By V. Krishnaswamy, IANS,
Bangkok : A last-hole bogey left a bitter taste even though Gaurav Ghei continued to be the best Indian in the field at tied ninth place as the season-ending Volvo Masters of Asia golf reached the midway stage Friday.
Errant off the tee, Ghei missed an up-and-down for par to drop a bogey on 18th and was two-under 70 for the second successive day. At four-under 140, he was alongside first round leader, Nevin Basic (74).
Ghei was five behind the in-form Lam Chih-bing (66), who surged ahead with a sensational 66 despite a bogey on par-5 17th.
“I did not play particularly well, but made no big mistakes either,” said Ghei. “The only time I went off was on 18th, when I went to the left off the tee and then into the bunker and missed an up and down.”
Jyoti Randhawa, winner of the Volvo Masters of Asia in 2004, set himself up for a good finish with two-under 70 to come to one-under 143 moving up 20 places to tied 21st. Randhawa seemed to play birdie-bogey as he had five birdies and three bogeys.
Three Indians, S.S.P. Chowrasia (73), Gaganjeet Bhullar (72) and Shiv Kapur (73) were in the bunch at tied 27th at even par 144, while Jeev Milkha Singh made a move up from almost near-bottom to tied 41st with two-under 70. He was at two-over 146. Chowrasia had two birdies and three bogeys, including one on the last.
Digvijay Singh (73) was lying 51st at four-over 148 and the amateurs Rashid Khan (78) and Rahul Bakshi (76) soaked in another lesson in top-flight company. Khan dropped from 22nd to 61st and Bakshi was at tied 65th.
Jeev Milkha Singh had a birdie on second, but dropped a double on third. On the back nine, he birdied the tenth, 14th and 15th.
“Today’s round was fair. I did make a mistake on third when I dropped a double, but other than that I was fine and had four bogeys during the round. That has helped me climb back a bit,” Jeev said.
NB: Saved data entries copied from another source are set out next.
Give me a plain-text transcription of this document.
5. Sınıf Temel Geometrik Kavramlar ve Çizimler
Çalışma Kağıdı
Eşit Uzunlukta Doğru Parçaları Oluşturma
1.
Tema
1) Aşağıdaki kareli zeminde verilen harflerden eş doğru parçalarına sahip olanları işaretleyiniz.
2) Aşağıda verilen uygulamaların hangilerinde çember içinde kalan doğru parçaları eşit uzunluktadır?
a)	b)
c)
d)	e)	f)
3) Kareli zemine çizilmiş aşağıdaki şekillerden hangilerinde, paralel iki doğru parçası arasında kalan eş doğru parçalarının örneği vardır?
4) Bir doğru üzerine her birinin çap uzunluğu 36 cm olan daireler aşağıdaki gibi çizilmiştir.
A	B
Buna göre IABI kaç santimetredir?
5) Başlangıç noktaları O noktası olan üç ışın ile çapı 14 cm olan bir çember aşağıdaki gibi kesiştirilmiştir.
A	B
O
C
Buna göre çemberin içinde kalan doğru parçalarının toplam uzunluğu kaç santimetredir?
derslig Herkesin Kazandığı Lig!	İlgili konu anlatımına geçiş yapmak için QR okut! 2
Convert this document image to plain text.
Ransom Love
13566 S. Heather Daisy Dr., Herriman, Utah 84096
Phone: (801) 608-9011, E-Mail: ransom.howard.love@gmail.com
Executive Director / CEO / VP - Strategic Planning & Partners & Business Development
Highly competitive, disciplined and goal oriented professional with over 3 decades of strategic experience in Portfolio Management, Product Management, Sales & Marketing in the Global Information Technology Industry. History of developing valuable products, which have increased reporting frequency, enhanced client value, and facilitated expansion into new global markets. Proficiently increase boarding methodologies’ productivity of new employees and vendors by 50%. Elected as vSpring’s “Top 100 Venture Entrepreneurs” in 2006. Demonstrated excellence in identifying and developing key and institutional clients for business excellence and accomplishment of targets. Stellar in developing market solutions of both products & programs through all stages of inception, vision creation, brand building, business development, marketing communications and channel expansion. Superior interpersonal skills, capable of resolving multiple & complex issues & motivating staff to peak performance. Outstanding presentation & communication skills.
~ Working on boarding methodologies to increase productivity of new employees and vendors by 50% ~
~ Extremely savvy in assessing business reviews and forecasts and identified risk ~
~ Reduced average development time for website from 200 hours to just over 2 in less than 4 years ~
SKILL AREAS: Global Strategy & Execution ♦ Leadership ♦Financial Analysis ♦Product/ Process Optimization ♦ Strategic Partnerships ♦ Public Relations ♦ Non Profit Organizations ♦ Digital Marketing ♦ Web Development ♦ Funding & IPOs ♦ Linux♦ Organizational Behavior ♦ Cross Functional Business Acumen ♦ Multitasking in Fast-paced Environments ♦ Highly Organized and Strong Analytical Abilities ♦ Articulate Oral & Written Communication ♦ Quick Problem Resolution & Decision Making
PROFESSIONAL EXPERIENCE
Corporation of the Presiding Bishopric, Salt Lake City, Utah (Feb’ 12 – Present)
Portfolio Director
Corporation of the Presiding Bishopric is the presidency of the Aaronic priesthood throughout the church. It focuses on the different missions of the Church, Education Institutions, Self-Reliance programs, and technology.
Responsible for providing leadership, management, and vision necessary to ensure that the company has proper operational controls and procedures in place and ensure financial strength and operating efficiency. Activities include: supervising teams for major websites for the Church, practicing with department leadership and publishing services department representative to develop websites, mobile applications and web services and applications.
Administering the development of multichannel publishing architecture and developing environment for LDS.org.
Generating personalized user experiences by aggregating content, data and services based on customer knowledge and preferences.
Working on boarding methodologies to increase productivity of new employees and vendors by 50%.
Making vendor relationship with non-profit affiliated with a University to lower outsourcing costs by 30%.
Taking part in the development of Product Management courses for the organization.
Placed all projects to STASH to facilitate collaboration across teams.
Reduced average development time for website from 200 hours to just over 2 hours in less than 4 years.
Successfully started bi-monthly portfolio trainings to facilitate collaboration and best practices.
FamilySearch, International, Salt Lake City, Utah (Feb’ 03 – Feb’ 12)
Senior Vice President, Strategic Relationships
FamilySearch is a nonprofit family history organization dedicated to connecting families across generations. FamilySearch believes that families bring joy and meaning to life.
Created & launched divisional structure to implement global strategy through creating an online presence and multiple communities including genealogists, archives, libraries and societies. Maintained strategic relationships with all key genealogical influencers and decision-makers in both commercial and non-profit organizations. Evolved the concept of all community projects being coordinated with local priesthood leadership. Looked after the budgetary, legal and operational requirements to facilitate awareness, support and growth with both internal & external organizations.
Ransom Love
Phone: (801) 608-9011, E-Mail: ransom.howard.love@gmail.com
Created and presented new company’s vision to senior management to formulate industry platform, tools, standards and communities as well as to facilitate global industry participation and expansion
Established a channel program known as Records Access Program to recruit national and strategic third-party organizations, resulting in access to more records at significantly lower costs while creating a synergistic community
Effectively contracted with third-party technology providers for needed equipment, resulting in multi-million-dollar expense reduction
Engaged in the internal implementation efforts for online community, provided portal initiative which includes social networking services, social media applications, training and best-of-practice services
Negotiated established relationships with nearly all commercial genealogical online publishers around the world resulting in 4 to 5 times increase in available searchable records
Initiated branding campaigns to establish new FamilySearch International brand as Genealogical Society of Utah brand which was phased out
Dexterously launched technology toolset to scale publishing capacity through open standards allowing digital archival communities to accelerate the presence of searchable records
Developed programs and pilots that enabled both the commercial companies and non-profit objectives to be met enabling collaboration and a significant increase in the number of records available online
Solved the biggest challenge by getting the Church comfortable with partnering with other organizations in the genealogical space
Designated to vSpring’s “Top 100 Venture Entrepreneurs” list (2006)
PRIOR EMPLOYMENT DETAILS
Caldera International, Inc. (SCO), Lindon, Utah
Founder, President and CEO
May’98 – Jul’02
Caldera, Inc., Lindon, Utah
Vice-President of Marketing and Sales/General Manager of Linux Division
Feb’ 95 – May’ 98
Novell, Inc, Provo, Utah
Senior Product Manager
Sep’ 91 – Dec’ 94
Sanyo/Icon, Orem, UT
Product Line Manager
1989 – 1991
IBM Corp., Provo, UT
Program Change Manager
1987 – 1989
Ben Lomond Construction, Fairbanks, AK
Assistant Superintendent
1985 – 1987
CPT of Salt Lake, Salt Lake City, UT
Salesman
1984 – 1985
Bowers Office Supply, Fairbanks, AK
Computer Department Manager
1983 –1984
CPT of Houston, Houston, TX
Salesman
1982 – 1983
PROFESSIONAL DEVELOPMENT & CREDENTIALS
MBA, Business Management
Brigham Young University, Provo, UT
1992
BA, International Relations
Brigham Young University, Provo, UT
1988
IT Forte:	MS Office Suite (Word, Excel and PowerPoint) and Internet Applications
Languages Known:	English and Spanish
Kapur who said he had played 17 and half great holes Thursday had an up-and-down pock-marked by a double bogey on 17th. “It has been that kind of a season, the rub of the green is not quite with me,” he quipped after birdies on sixth, seventh, 14th and 16th and bogeys on second, ninth, 13th and 17th.
Four players Chapchai Nirat (66), Mitchell Brown (67), Macus Both (68) and Filipino Antonio Lascuna (67) were tied for second at seven-under 137.
Lin Wen-tang of Chinese Taipei (70) and defending champion Prayad Marksaeng (65) looking to squeeze into world’s top-50 for a Masters berth in 2009, were sixth and eighth respectively.
Lam Chih-Bing, who has been in fine form since the Singapore Open, where he contended till he fell apart Sunday, said, “Just being here this week, I have already achieved my goal for the year. I’m very happy to be here and whatever happens will be a bonus. The main improvement over the past couple of months has been due to the fact that I went back to the short putter. I’ve made more putts.”
“After Singapore, knowing that I’ve kept my card, it’s become so much easier to play out here. It was a big monkey off the back. I can pretty much free-wheel it now. Singapore was an accumulation of what I’ve been working on with my coach (Andrew Welsford). Everything clicked that week,” he said.
Prayad, who had opened his campaign with a disappointing 74 Thursday hit top form with five birdies and one eagle to move into contention.
Prayad, 49th in the world, took advantage of the calm conditions in the morning and peppered the flags with crisp iron play to post his best score at the Thai Country Club. An eagle at the fourth hole sparked him to life and he did not look back.
Thongchai Jaidee of Thailand, chasing a third straight victory, added a 74 to his first round 73.